Under another contract with the DLA, Lockheed Martin also provides consumable materials—such as nuts, bolts, fasteners, and lubricants—to all motor pools in the Army, Navy, Air Force, and Marine Corps.

When it put the contract out to bid, the DLA had asked vendors to consider using three regional warehouses in the United States. Lockheed Martin improved on that plan. "By using our network simulation capability, and the demand patterns the DLA supplied to us, we were able to show that we improved service and reduced capital cost by using two warehouses instead of three, placed regionally in the United States," Kratz says.

Whether the goal is to keep a fighter plane in the air or simply to keep a laser printer in service, people who manage service parts must keep time, location, and cost in equilibrium to stay ready for whatever needs fixing.


Somewhere Over the Rainbow: The Future of Spare Parts Logistics

The business of servicing high-tech products is evolving in ways that will make logistics more important than ever, according to Vele Galovski, vice president, research, field services at the Technology Services Industry Association (TSIA).

Based in San Diego, TSIA is a membership organization that conducts research, sponsors conferences, and provides other services to technology companies.
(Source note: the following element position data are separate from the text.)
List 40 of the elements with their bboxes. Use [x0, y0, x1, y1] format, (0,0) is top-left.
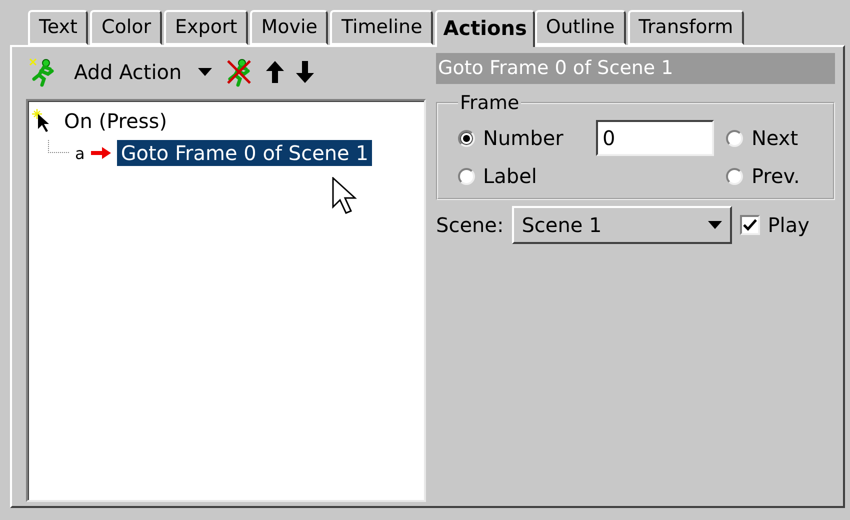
tab[interactable]: Outline	[534, 10, 626, 45]
tree-marker: a	[75, 144, 85, 162]
play-label: Play	[768, 213, 810, 237]
move-down-button[interactable]	[294, 59, 316, 85]
dropdown-button[interactable]	[196, 66, 214, 78]
radio-option[interactable]: Label	[458, 164, 586, 188]
tab[interactable]: Export	[164, 10, 248, 45]
tab[interactable]: Text	[28, 10, 88, 45]
tree-item[interactable]: On (Press)	[60, 108, 172, 134]
arrow-icon	[90, 147, 111, 159]
group-label: Frame	[459, 92, 520, 114]
tab[interactable]: Actions	[435, 10, 535, 47]
scene-label: Scene:	[436, 213, 504, 237]
radio-label: Number	[483, 126, 564, 150]
caret-icon	[708, 221, 722, 229]
radio-button[interactable]	[458, 130, 475, 146]
add-action-button[interactable]: Add Action	[68, 60, 188, 84]
radio-label: Next	[751, 126, 798, 150]
caret-icon	[198, 68, 212, 76]
up-arrow-icon	[266, 61, 284, 83]
radio-option[interactable]: Next	[726, 126, 823, 150]
move-up-button[interactable]	[264, 59, 286, 85]
action-title-bar: Goto Frame 0 of Scene 1	[436, 53, 835, 84]
radio-button[interactable]	[726, 168, 744, 184]
play-checkbox[interactable]	[740, 215, 760, 235]
number-input-field[interactable]: 0	[596, 120, 714, 156]
tab[interactable]: Color	[90, 10, 162, 45]
tab[interactable]: Timeline	[330, 10, 434, 45]
radio-label: Prev.	[751, 164, 800, 188]
radio-button[interactable]	[458, 168, 475, 184]
scene-dropdown[interactable]: Scene 1	[512, 206, 732, 244]
tab[interactable]: Transform	[628, 10, 744, 45]
tree-item[interactable]: Goto Frame 0 of Scene 1	[116, 140, 372, 166]
down-arrow-icon	[296, 61, 314, 83]
mouse-cursor-icon	[332, 177, 358, 215]
radio-option[interactable]: Prev.	[726, 164, 823, 188]
radio-option[interactable]: Number	[458, 126, 586, 150]
tab[interactable]: Movie	[250, 10, 328, 45]
radio-label: Label	[483, 164, 537, 188]
radio-button[interactable]	[726, 130, 744, 146]
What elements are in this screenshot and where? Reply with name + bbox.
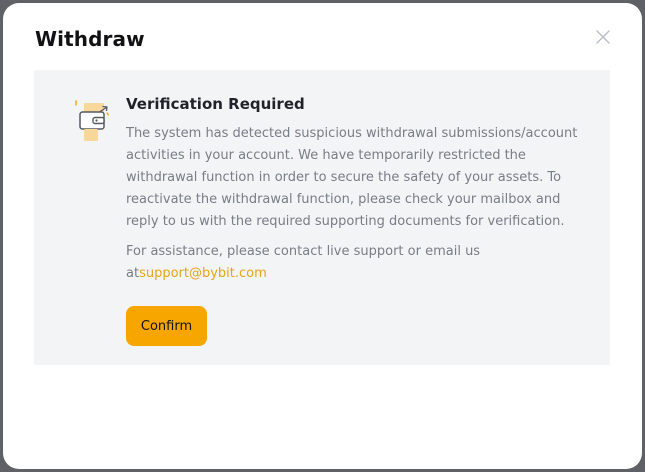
- verification-heading: Verification Required: [126, 95, 305, 113]
- wallet-verification-icon: [74, 99, 110, 143]
- assistance-text: For assistance, please contact live supp…: [126, 241, 596, 285]
- confirm-button[interactable]: Confirm: [126, 306, 207, 346]
- verification-message: The system has detected suspicious withd…: [126, 123, 596, 285]
- withdraw-modal: Withdraw Verification Required The syste…: [3, 3, 642, 469]
- verification-body-text: The system has detected suspicious withd…: [126, 126, 578, 229]
- modal-title: Withdraw: [35, 27, 145, 51]
- support-email-link[interactable]: support@bybit.com: [139, 266, 267, 281]
- close-icon[interactable]: [594, 28, 612, 46]
- verification-panel: Verification Required The system has det…: [34, 70, 610, 365]
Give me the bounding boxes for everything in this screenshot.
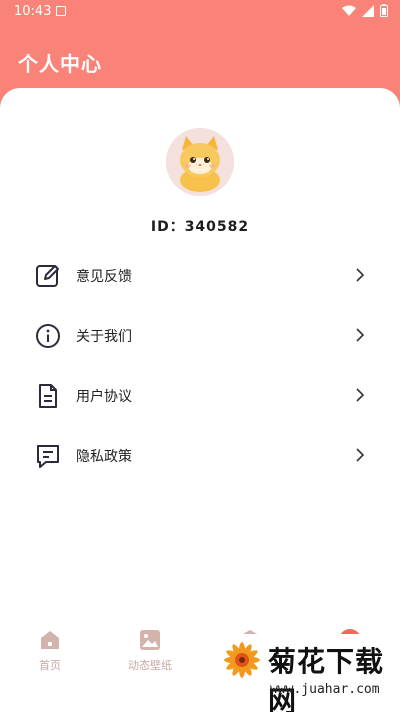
tab-home[interactable]: 首页: [0, 628, 100, 678]
notification-icon: [56, 6, 66, 16]
menu-item-user-agreement[interactable]: 用户协议: [0, 365, 400, 425]
menu-item-label: 意见反馈: [76, 269, 132, 285]
menu-item-feedback[interactable]: 意见反馈: [0, 245, 400, 305]
menu-item-label: 关于我们: [76, 329, 132, 345]
watermark-url: www.juahar.com: [270, 682, 380, 697]
image-icon: [140, 630, 160, 650]
chevron-right-icon: [356, 388, 365, 402]
status-icons: [342, 4, 388, 17]
wifi-icon: [342, 5, 356, 16]
battery-icon: [380, 4, 388, 17]
chevron-right-icon: [356, 268, 365, 282]
menu-item-label: 用户协议: [76, 389, 132, 405]
page-title: 个人中心: [18, 52, 102, 76]
watermark-text: 菊花下载网: [268, 645, 385, 712]
status-bar: 10:43: [0, 0, 400, 24]
flower-logo-icon: [224, 642, 260, 678]
menu-item-about[interactable]: 关于我们: [0, 305, 400, 365]
watermark: 菊花下载网 www.juahar.com: [216, 634, 400, 712]
chevron-right-icon: [356, 448, 365, 462]
user-id: ID：340582: [150, 219, 250, 235]
avatar[interactable]: [166, 128, 234, 196]
profile-card: ID：340582 意见反馈 关于我们 用户协议 隐私政策 首页 动态壁纸: [0, 88, 400, 712]
menu-item-privacy-policy[interactable]: 隐私政策: [0, 425, 400, 485]
cat-avatar-image: [166, 128, 234, 196]
edit-icon: [36, 265, 59, 287]
info-icon: [36, 324, 60, 348]
message-icon: [37, 445, 59, 468]
document-icon: [39, 384, 57, 408]
signal-icon: [362, 4, 374, 17]
status-time: 10:43: [14, 4, 52, 19]
tab-live-wallpaper[interactable]: 动态壁纸: [100, 628, 200, 678]
tab-label: 首页: [39, 659, 61, 672]
tab-label: 动态壁纸: [128, 659, 172, 672]
chevron-right-icon: [356, 328, 365, 342]
menu-item-label: 隐私政策: [76, 449, 132, 465]
home-icon: [41, 631, 59, 649]
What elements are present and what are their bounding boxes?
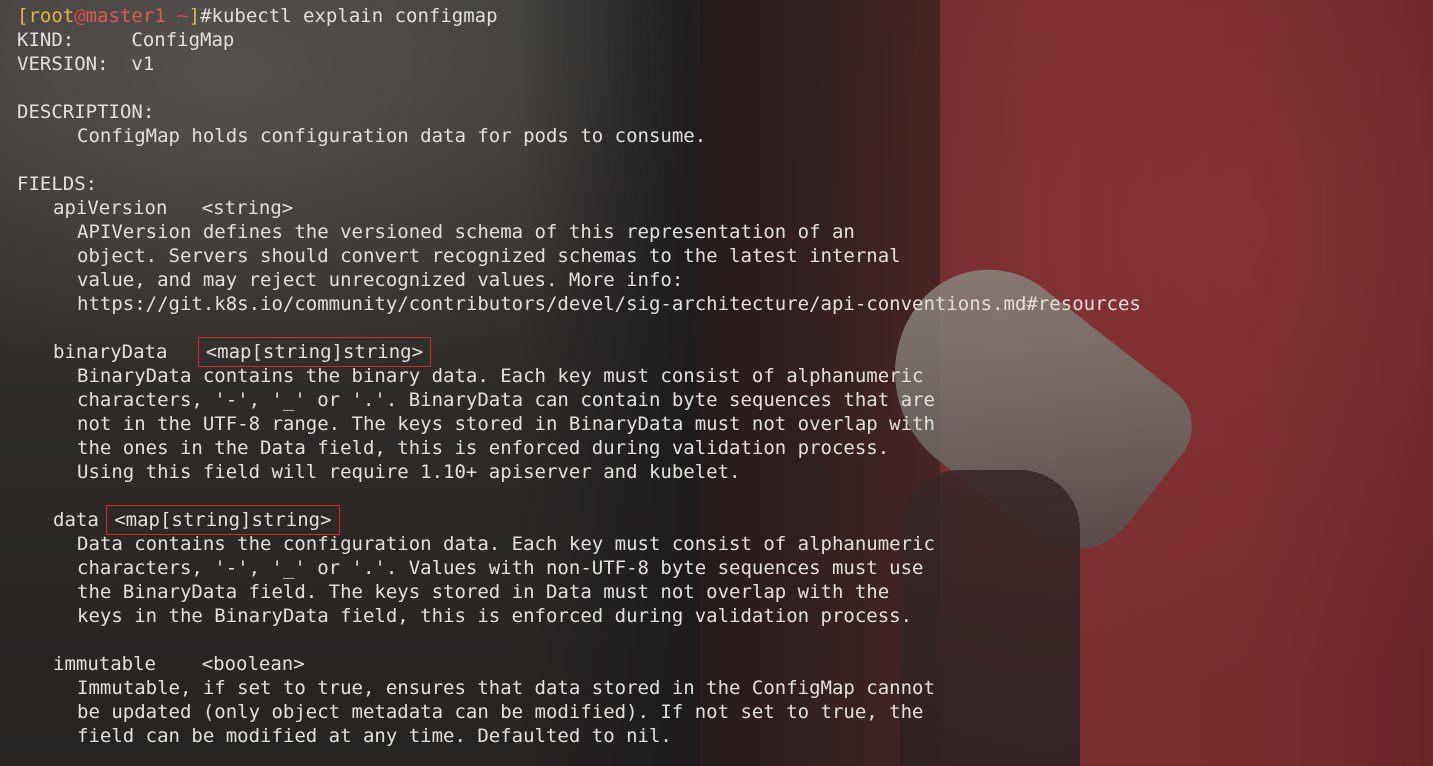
kind-line: KIND: ConfigMap [17, 28, 1433, 52]
prompt-host: master1 [85, 5, 166, 27]
field-desc-url: https://git.k8s.io/community/contributor… [77, 293, 1141, 315]
fields-label: FIELDS: [17, 173, 98, 195]
prompt-close-bracket: ] [188, 5, 201, 27]
version-value: v1 [131, 53, 155, 75]
field-desc-line: keys in the BinaryData field, this is en… [77, 605, 913, 627]
description-text: ConfigMap holds configuration data for p… [77, 125, 707, 147]
field-desc-line: Data contains the configuration data. Ea… [77, 533, 935, 555]
field-type-highlighted: <map[string]string> [106, 505, 340, 535]
field-desc-line: Immutable, if set to true, ensures that … [77, 677, 935, 699]
field-desc-line: BinaryData contains the binary data. Eac… [77, 365, 924, 387]
field-desc-line: be updated (only object metadata can be … [77, 701, 924, 723]
field-desc-line: not in the UTF-8 range. The keys stored … [77, 413, 935, 435]
field-header-apiversion: apiVersion <string> [53, 196, 1433, 220]
field-name: data [53, 509, 99, 531]
field-desc-line: APIVersion defines the versioned schema … [77, 221, 855, 243]
terminal-window[interactable]: [root@master1 ~]#kubectl explain configm… [0, 0, 1433, 766]
field-header-immutable: immutable <boolean> [53, 652, 1433, 676]
field-type: <string> [201, 197, 294, 219]
prompt-symbol: # [200, 5, 212, 27]
field-desc-line: the ones in the Data field, this is enfo… [77, 437, 890, 459]
field-desc-line: object. Servers should convert recognize… [77, 245, 901, 267]
field-desc-line: Using this field will require 1.10+ apis… [77, 461, 741, 483]
prompt-open-bracket: [ [17, 5, 29, 27]
field-name: binaryData [53, 341, 168, 363]
description-label: DESCRIPTION: [17, 101, 155, 123]
field-name: apiVersion [53, 197, 168, 219]
kind-value: ConfigMap [131, 29, 235, 51]
version-label: VERSION: [17, 53, 109, 75]
field-type-highlighted: <map[string]string> [197, 337, 432, 367]
prompt-path: ~ [165, 5, 189, 27]
version-line: VERSION: v1 [17, 52, 1433, 76]
field-name: immutable [53, 653, 156, 675]
command-text: kubectl explain configmap [211, 5, 498, 27]
field-desc-line: value, and may reject unrecognized value… [77, 269, 684, 291]
field-desc-line: characters, '-', '_' or '.'. BinaryData … [77, 389, 935, 411]
command-line: [root@master1 ~]#kubectl explain configm… [17, 4, 1433, 28]
prompt-user: root [28, 5, 75, 27]
field-desc-line: characters, '-', '_' or '.'. Values with… [77, 557, 924, 579]
field-header-binarydata: binaryData <map[string]string> [53, 337, 1433, 367]
field-header-data: data <map[string]string> [53, 505, 1433, 535]
prompt-at: @ [74, 5, 86, 27]
field-desc-line: the BinaryData field. The keys stored in… [77, 581, 890, 603]
field-desc-line: field can be modified at any time. Defau… [77, 725, 672, 747]
kind-label: KIND: [17, 29, 75, 51]
field-type: <boolean> [201, 653, 305, 675]
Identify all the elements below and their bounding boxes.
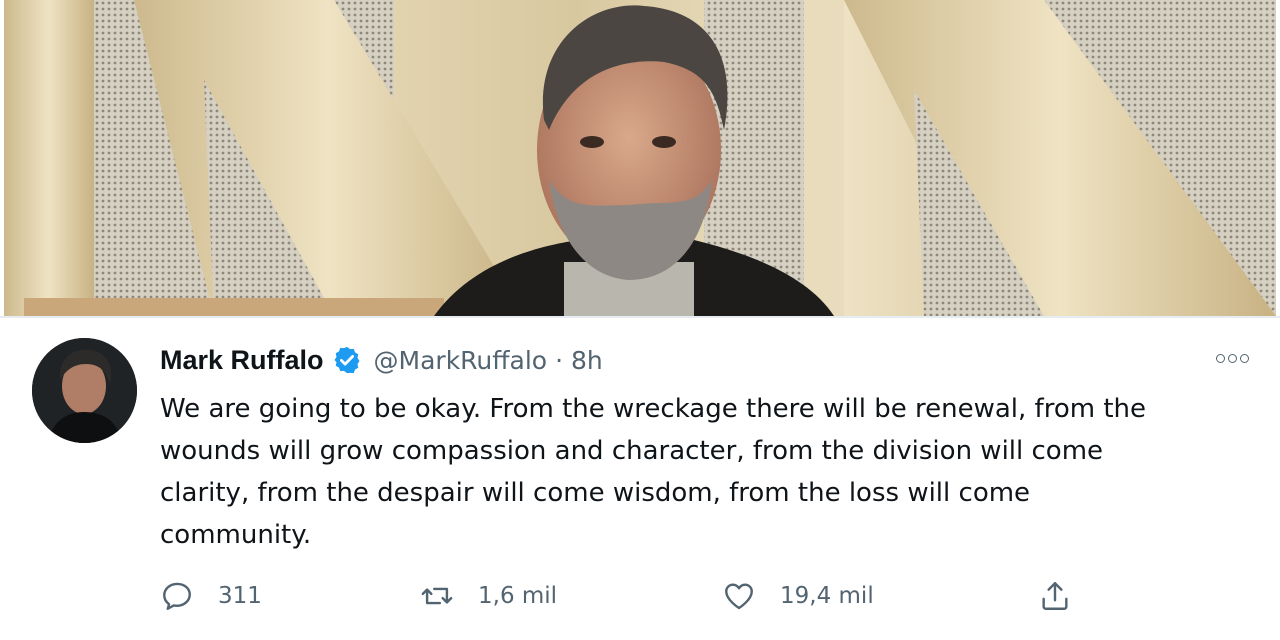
more-options-icon[interactable] (1216, 348, 1256, 368)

As head of the field service discipline, Galovski observes that some member companies no longer send technicians to customers’ sites for repairs.

“For many of our members, the Holy Grail is to understand which parts of the equipment will fail, and turn those into customer-replaceable units,” Galovski says. The customer removes the failed part, ships it to the service company, and receives a replacement. That scenario places increased emphasis on reverse logistics.

Some companies have gone one step further. “They have remote monitoring, where they can do diagnostics, and even become predictive on a failure,” Galovski says. “The equipment phones home and says, ‘I’m about to fail.'”

The call creates a service request and triggers the shipment of a replacement part. “Customers are able to do the installation themselves, then they have a return merchandise authorization (RMA) that sends the defective part to a depot for repair,” he adds.

For some companies, customer self-service is already the norm. “For some members in the telecommunications field, upward of 90 percent of what they do does not require a technician,” Galovski says.

Another trend with implications for logistics is the move toward outcome-based services.

Historically, technology companies have sold hardware—computers, networking equipment—plus services to maintain and fix those systems. Today, some companies offer a broader range of services to help customers gain more value from their technology. For example, a medical device manufacturer that sells hardware for the operating room might help educate users about new tools, techniques, and enhancements to help them use the hardware more effectively, and in more situations.

For vendors that adopt this strategy, part of the package they sell is a guarantee that the equipment will stay up and running. “So the pressure increases for spare parts to be available quickly,” Galovski says. The pressure comes not from the customer asking for parts to arrive in one day or sooner, but from the extremely high levels of uptime in the new service level agreements.

Among other things, this model creates pressure to get failed parts to repair depots quickly. It’s simply too expensive to stock enough new parts to guarantee that the right part will be available wherever and whenever needed. “Companies are getting to the point where anywhere from 30 to 50 percent of their spare parts inventory comes from remanufactured product,” says Galovski.